Camundongos com colite induzida que receberam extrato de mexilhão Perna apresentaram menor perda de peso, menores valores de índice de atividade da doença, menor perda de área de cripta no cólon distal e menores pesos de ceco e cólon do que os que receberam placebo. Tenikoff 2004 Em ratos, a administração oral simultânea da fração lipídica do mexilhão com aspirina, indometacina, tolmetina ou diclofenaco reduziu em até 100% o dano à mucosa gástrica causado por essas drogas. Rainsford 1980

dosagem

Apenas estão disponíveis dados limitados de estudos clínicos relativamente à posologia terapêutica.

Estudos sobre artrite e asma relataram diferentes dosagens de preparações comerciais com vários ingredientes, tornando difícil fazer recomendações de dosagem. Coulson 2012, Doggrell 2011, Mickleborough 2013, Stebbings 2017, Zawadzki 2013

Gravidez/amamentação

Foi demonstrado que o extrato de mexilhão Perna altera as contrações espontâneas e induzidas pela ocitocina do útero. Shiels 2000. Preparações proprietárias de extrato de mexilhão fornecidas a ratas grávidas retardaram o desenvolvimento fetal e atrasaram o parto (o processo de parto), indicando a presença de ...inibidores de prostaglandinas ativos por via oral. Green 1981 Outros inibidores de prostaglandinas, como aspirina, indometacina e naproxeno, são conhecidos por prejudicar a ovulação e prolongar a gestação em ratos. O significado clínico desses resultados não é claro.

Interações

Nenhum está bem documentado.

Efeitos colaterais

Estudos com mexilhões Perna e seus extratos relataram uma baixa frequência de reações adversas, geralmente consistindo em sintomas gastrointestinais (por exemplo, diarréia, distensão abdominal, náusea) e um agravamento temporário da dor artrítica. Cho 2003, Green 1981, Sukumaran 2010 Em um estudo de escalonamento de dose com Lyprinol, foi observada disfunção hepática em um paciente que apresentava função hepática normal no início do estudo. mulher de um ano pegando mexilhão Perna.
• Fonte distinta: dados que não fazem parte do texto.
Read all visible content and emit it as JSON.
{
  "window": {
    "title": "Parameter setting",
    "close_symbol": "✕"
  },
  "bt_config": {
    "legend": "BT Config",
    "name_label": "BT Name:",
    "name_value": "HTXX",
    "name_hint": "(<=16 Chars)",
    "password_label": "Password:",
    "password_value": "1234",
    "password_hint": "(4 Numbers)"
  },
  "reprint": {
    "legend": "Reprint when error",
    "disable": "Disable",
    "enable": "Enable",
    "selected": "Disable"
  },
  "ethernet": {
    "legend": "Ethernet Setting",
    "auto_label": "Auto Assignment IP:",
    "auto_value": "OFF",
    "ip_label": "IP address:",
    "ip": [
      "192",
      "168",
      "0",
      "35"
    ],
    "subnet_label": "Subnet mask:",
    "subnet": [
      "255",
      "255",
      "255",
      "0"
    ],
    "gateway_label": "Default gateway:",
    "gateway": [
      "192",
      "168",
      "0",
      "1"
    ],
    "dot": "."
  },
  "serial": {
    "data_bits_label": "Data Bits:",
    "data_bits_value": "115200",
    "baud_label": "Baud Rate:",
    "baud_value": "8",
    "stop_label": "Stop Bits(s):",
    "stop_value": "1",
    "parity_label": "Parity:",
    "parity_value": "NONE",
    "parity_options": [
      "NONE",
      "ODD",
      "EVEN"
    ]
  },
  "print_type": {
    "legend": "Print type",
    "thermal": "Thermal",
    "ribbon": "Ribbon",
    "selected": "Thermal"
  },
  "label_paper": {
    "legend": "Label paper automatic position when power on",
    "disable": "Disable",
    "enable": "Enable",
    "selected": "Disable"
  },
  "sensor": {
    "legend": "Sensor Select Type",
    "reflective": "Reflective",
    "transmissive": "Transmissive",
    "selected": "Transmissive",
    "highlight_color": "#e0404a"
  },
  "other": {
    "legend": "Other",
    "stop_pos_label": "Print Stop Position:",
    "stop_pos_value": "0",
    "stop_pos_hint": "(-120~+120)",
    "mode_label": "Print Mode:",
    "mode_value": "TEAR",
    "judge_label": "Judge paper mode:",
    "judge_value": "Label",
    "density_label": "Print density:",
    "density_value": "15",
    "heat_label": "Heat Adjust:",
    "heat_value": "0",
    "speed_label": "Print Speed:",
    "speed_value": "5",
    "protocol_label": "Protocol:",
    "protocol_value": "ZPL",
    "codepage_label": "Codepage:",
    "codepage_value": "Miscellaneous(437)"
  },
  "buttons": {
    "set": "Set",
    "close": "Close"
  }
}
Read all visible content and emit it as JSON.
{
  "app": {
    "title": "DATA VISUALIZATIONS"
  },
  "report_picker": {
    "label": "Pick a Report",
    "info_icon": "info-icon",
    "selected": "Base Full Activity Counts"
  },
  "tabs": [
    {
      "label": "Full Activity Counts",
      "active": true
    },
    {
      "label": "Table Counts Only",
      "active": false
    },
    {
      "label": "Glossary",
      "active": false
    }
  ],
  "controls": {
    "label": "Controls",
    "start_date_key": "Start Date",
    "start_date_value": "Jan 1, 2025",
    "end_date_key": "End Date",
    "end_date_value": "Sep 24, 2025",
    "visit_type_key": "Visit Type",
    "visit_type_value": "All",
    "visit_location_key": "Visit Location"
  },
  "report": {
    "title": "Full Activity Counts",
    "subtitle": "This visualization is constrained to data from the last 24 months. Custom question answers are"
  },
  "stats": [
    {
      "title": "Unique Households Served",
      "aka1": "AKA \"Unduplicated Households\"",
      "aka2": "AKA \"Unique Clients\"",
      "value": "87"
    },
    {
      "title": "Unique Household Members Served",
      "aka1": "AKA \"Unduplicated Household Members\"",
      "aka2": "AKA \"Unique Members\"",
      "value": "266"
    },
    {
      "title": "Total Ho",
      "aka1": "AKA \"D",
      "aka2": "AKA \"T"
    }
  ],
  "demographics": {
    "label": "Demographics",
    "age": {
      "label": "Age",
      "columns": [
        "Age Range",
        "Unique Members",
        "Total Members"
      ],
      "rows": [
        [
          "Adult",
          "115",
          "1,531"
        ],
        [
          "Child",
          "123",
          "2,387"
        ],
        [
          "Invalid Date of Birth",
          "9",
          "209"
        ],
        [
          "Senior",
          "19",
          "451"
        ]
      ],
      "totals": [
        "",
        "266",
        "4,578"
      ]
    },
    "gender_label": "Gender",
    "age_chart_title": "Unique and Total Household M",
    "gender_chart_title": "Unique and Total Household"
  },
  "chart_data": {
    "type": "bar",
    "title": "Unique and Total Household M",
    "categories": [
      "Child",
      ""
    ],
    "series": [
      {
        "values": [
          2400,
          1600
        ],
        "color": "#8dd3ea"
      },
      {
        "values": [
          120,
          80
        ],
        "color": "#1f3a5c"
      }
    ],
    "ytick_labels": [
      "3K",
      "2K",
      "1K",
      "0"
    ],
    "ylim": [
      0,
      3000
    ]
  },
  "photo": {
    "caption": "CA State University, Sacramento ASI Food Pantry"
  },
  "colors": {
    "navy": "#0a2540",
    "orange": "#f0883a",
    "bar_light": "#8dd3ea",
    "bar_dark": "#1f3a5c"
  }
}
Verde 1981

Sintomas sugestivos de asma ocupacional e disfunção pulmonar, possivelmente uma reação alérgica mediada por imunoglobulina E, foram relatados em trabalhadores de fábricas de processamento de mexilhão de lábios verdes. Vidro 1998

toxicologia

As informações sobre toxicidade são limitadas. Intoxicação alimentar neurotóxica foi relatada ao consumir marisco Perna fresco; No entanto, foi demonstrado que a imersão em água fervente por pelo menos 3 minutos reduz o risco de infecções virais de origem alimentar, como hepatite A e norovírus. Hewitt 2006, Ishida 2004 Estima-se que a contaminação por metais pesados ​​proveniente do consumo de Perna esteja abaixo dos limites máximos aceitos. Whyte 2009 Em um estudo que avaliou a eficácia dos extratos de Perna em ratos, não foram encontradas alterações no peso dos órgãos ou alterações histológicas ou bioquímicas.